How to Use the Clock
- Start by learning how to read the hour hand first (remove the minute hand as needed). Ask your child to move the clock hands to show 1 o'clock, 2 o'clock and so on.
- Introduce the minute hand (remove the hour hand as needed). Ask your child to tell you the minutes by flipping over the flap of where the minute hand is pointing at.
- Combine the hour and minute hands. Ask your child to move the clock to show different times. Start with the times he or she is most familiar with such as bedtime, lunchtime, etc.
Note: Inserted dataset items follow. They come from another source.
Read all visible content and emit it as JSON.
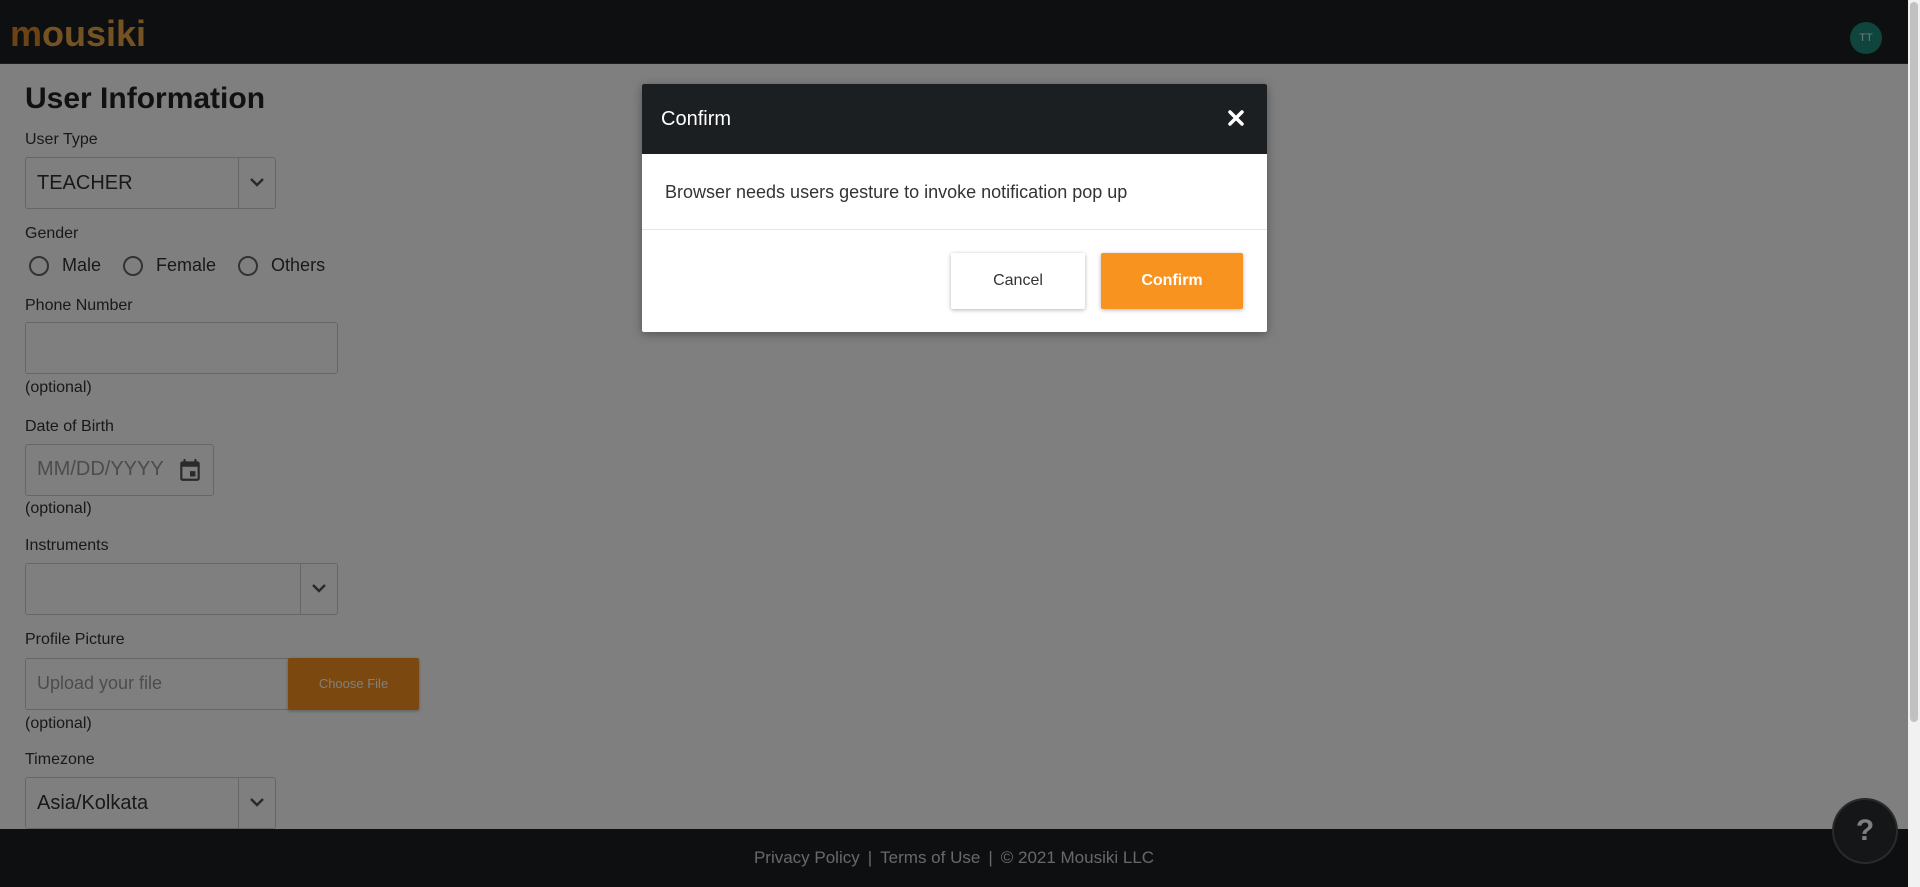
{
  "header": {
    "logo_first": "m",
    "logo_rest": "ousiki",
    "avatar_initials": "TT"
  },
  "form": {
    "title": "User Information",
    "user_type": {
      "label": "User Type",
      "value": "TEACHER"
    },
    "gender": {
      "label": "Gender",
      "options": [
        "Male",
        "Female",
        "Others"
      ]
    },
    "phone": {
      "label": "Phone Number",
      "value": "",
      "hint": "(optional)"
    },
    "dob": {
      "label": "Date of Birth",
      "placeholder": "MM/DD/YYYY",
      "hint": "(optional)"
    },
    "instruments": {
      "label": "Instruments",
      "value": ""
    },
    "profile_picture": {
      "label": "Profile Picture",
      "placeholder": "Upload your file",
      "button": "Choose File",
      "hint": "(optional)"
    },
    "timezone": {
      "label": "Timezone",
      "value": "Asia/Kolkata"
    }
  },
  "footer": {
    "privacy": "Privacy Policy",
    "terms": "Terms of Use",
    "copyright": "© 2021 Mousiki LLC",
    "separator": "|"
  },
  "help": {
    "label": "?"
  },
  "modal": {
    "title": "Confirm",
    "message": "Browser needs users gesture to invoke notification pop up",
    "cancel_label": "Cancel",
    "confirm_label": "Confirm"
  },
  "colors": {
    "accent": "#f7931e",
    "dark": "#1c1f22",
    "avatar": "#1f8a7a"
  }
}
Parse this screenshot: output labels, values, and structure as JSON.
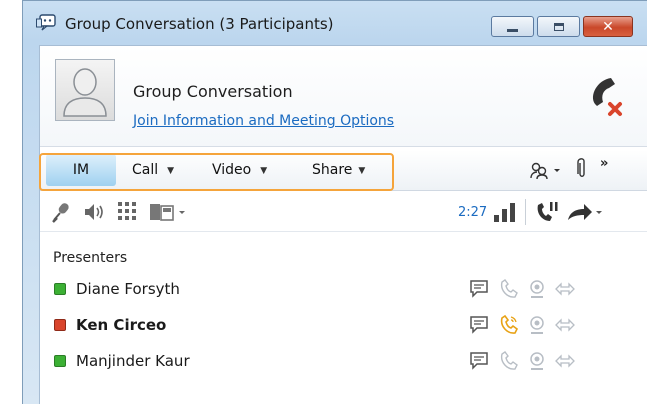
{
  "window": {
    "title": "Group Conversation (3 Participants)"
  },
  "header": {
    "conversation_name": "Group Conversation",
    "join_link": "Join Information and Meeting Options"
  },
  "tabs": [
    {
      "label": "IM",
      "active": true
    },
    {
      "label": "Call"
    },
    {
      "label": "Video"
    },
    {
      "label": "Share"
    }
  ],
  "controls": {
    "call_timer": "2:27"
  },
  "roster": {
    "section": "Presenters",
    "participants": [
      {
        "name": "Diane Forsyth",
        "status": "available",
        "status_color": "#3cb034",
        "bold": false,
        "phone_active": false
      },
      {
        "name": "Ken Circeo",
        "status": "busy",
        "status_color": "#d9442c",
        "bold": true,
        "phone_active": true
      },
      {
        "name": "Manjinder Kaur",
        "status": "available",
        "status_color": "#3cb034",
        "bold": false,
        "phone_active": false
      }
    ]
  },
  "colors": {
    "highlight": "#f5a43b",
    "link": "#1b6bc1",
    "im_tab": "#9fd1f0",
    "hangup": "#d9442c",
    "phone_active": "#e8a317"
  }
}
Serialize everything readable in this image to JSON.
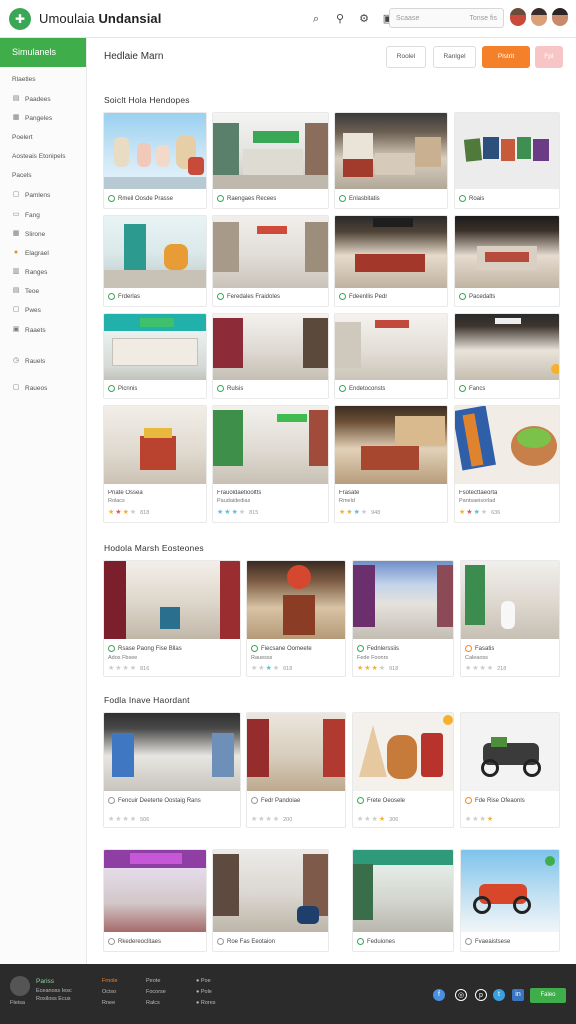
{
  "header": {
    "app_title_light": "Umoulaia",
    "app_title_bold": "Undansial",
    "search_placeholder": "Scaase",
    "search_hint": "Tonse fis",
    "icons": [
      "search-icon",
      "search-alt-icon",
      "settings-icon",
      "grid-icon"
    ]
  },
  "sidebar": {
    "heading": "Simulanels",
    "items": [
      {
        "label": "Rlaetles"
      },
      {
        "label": "Paadees"
      },
      {
        "label": "Pangeles"
      },
      {
        "label": "Poelert"
      },
      {
        "label": "Aosteais Etonipels"
      },
      {
        "label": "Pacels"
      },
      {
        "label": "Pamlens"
      },
      {
        "label": "Fang"
      },
      {
        "label": "Slirone"
      },
      {
        "label": "Elagrael"
      },
      {
        "label": "Ranges"
      },
      {
        "label": "Teoe"
      },
      {
        "label": "Pwes"
      },
      {
        "label": "Raaets"
      },
      {
        "label": "Rauels"
      },
      {
        "label": "Raueos"
      }
    ]
  },
  "page": {
    "title": "Hedlaie Marn",
    "buttons": [
      "Roolel",
      "Ranlgel",
      "Plstrit",
      "Fpt"
    ]
  },
  "sections": [
    {
      "title": "Soiclt Hola Hendopes"
    },
    {
      "title": "Hodola Marsh Eosteones"
    },
    {
      "title": "Fodla Inave Haordant"
    }
  ],
  "cards": [
    {
      "caption": "Rmeil Oosde Prasse",
      "sub": "",
      "rating": ""
    },
    {
      "caption": "Raengaes Recees",
      "sub": "",
      "rating": ""
    },
    {
      "caption": "Enlasbitatis",
      "sub": "",
      "rating": ""
    },
    {
      "caption": "Roais",
      "sub": "",
      "rating": ""
    },
    {
      "caption": "Frderlas",
      "sub": "",
      "rating": ""
    },
    {
      "caption": "Feredales Fraidoles",
      "sub": "",
      "rating": ""
    },
    {
      "caption": "Fdeenllis Pedr",
      "sub": "",
      "rating": ""
    },
    {
      "caption": "Pacedalts",
      "sub": "",
      "rating": ""
    },
    {
      "caption": "Picnnis",
      "sub": "",
      "rating": ""
    },
    {
      "caption": "Rulsis",
      "sub": "",
      "rating": ""
    },
    {
      "caption": "Endetoconsts",
      "sub": "",
      "rating": ""
    },
    {
      "caption": "Fancs",
      "sub": "",
      "rating": ""
    },
    {
      "caption": "Priate Ossea",
      "sub": "Rolacs",
      "rating": "818"
    },
    {
      "caption": "Frauoldaetiooltts",
      "sub": "Paudaidedias",
      "rating": "815"
    },
    {
      "caption": "Frasate",
      "sub": "Rmeld",
      "rating": "948"
    },
    {
      "caption": "Fsotecttaeorta",
      "sub": "Pantsaeisorlad",
      "rating": "636"
    },
    {
      "caption": "Rsase Paong Fise Bllas",
      "sub": "Ados Fbsee",
      "rating": "816"
    },
    {
      "caption": "Fiecsane Oomeete",
      "sub": "Rauesss",
      "rating": "618"
    },
    {
      "caption": "Fednlerssiis",
      "sub": "Fede Foonrs",
      "rating": "918"
    },
    {
      "caption": "Fasatis",
      "sub": "Caleaoss",
      "rating": "218"
    },
    {
      "caption": "Fencuir Deeterte Oostaig Rans",
      "sub": "",
      "rating": "506"
    },
    {
      "caption": "Fedr Pandoiae",
      "sub": "",
      "rating": "200"
    },
    {
      "caption": "Frete Oeosele",
      "sub": "",
      "rating": "306"
    },
    {
      "caption": "Fde Rise Ofeaonls",
      "sub": "",
      "rating": ""
    },
    {
      "caption": "Rkedereoclitaes",
      "sub": "",
      "rating": ""
    },
    {
      "caption": "Roe Fas Eeotaion",
      "sub": "",
      "rating": ""
    },
    {
      "caption": "Feduiones",
      "sub": "",
      "rating": ""
    },
    {
      "caption": "Fvaeaistsese",
      "sub": "",
      "rating": ""
    }
  ],
  "footer": {
    "brand": "Pariss",
    "lines": [
      "Eceanoss Iesc",
      "Rosiloss Ecus"
    ],
    "small_label": "Fteisa",
    "col1": [
      "Frnole",
      "Ociso",
      "Rnee"
    ],
    "col2": [
      "Peote",
      "Focorse",
      "Ralcs"
    ],
    "col3": [
      "Poe",
      "Pole",
      "Rores"
    ],
    "cta": "Faleo"
  },
  "colors": {
    "accent": "#3fae4a",
    "orange": "#f4802a",
    "pink": "#f8c5c7",
    "footer": "#2b2b2b"
  }
}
- Add more challenge by asking your child to tell you the time without flipping over the flap.
Personal Side Note
As I was trying to teach my nephew how to read a clock, I realized the logic of an analog clock is not as easy as it seems. In fact, it can be quite confusing for children to understand how to read it. For example, when the longer hand points to number 1 it means it's 5 minutes in, but when the shorter hand points to number 1, it actually means 1. Or how about when the longer hand points to number 6 while the shorter hand points to somewhere between numbers 5 and 6, it still means it’s 5 o'clock something? The rules are much more complicated than I realize. Then there's question of why there are a total of 60 minutes in an hour and 24 hours in a day instead of something simple like 10 or 100? In any case, when you are teaching your child how to read the clock, be patient, with enough practice, he or she will master it in no time (no pun intended!).